Ludzie ubodzy, to ludzie kryjówek. Tak poranieni przez życie, że chowają się po chlewikach, piwnicach, zamykają się w sobie, aby nie dać się kolejny raz zranić. Czasem ból zagłuszają alkoholem. Ubodzy to całe rodziny, które żyją mając 5 złotych na dzień. To nasze siostry i bracia. Nie powinni być sami. I potrzebna jest obecność, cierpliwość, nakarmienie, aby otwarli swe życie najpierw na człowieka, a potem na Boga. Ewangelizacja środowisk biedy, to podawanie nadziei wraz z chlebem.
Ubodzy są jak perły
Czemu pomagam skrajnie ubogim, czemu otwieram dla nich kościół i lodówkę? Bo św. Jan Paweł II apelował o wyobraźnię miłosierdzia.
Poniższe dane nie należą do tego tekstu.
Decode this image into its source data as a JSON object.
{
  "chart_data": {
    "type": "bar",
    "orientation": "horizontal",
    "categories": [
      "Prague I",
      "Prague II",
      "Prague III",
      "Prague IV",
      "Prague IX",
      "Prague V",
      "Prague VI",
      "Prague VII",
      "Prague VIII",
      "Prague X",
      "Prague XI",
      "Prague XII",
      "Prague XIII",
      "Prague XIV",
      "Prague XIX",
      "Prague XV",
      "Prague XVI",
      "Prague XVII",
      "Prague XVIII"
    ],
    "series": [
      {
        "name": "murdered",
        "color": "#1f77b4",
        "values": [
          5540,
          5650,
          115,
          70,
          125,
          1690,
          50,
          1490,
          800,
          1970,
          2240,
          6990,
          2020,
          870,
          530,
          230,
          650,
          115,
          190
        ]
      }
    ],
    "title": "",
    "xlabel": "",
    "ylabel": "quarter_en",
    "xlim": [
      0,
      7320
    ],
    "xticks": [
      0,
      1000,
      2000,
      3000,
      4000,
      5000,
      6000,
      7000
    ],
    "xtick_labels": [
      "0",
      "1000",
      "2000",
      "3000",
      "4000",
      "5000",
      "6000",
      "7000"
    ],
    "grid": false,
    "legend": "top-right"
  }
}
Bo papież Benedykt XVI prosił, aby prowadzić ludzi z pustyni do przestrzeni życia. Bo Papież Franciszek mówi, że kościół ma być szpitalem polowym i trzeba, by pasterz pachniał jak owce. Tak, właśnie dlatego! Ale przede wszystkim dlatego, bo to oni obdarowują mnie wiarą, nadzieją i miłością. Ubodzy są jak perły zakopane w ziemi. Najczęściej bardzo płytko. Wystarczy zatrzymać się przy człowieku i zdmuchnąć pył nieszczęścia i oni wówczas cieszą i błyszczą, aż chce się żyć. I przejęty jestem jak ojciec co czeka na porodówce, gdy ktoś rodzi się do Nowego Życia, odjeżdżając zwykłą czerwoną skodą. Czytelników „Apostolstwa Chorych” proszę o „Zdrowaśkę” i ofiarę cierpienia w intencji programu duszpasterskiego Światło w Familoku – kapłanów szukających owiec, które opuściły dom Ojca. Pomódlcie się o światło Ducha Świętego dla wolontariuszy i tych, co na co dzień stykają się z biedą, aby mądrze i pobożnie pomagali zagubionym, samotnym i uzależnionym.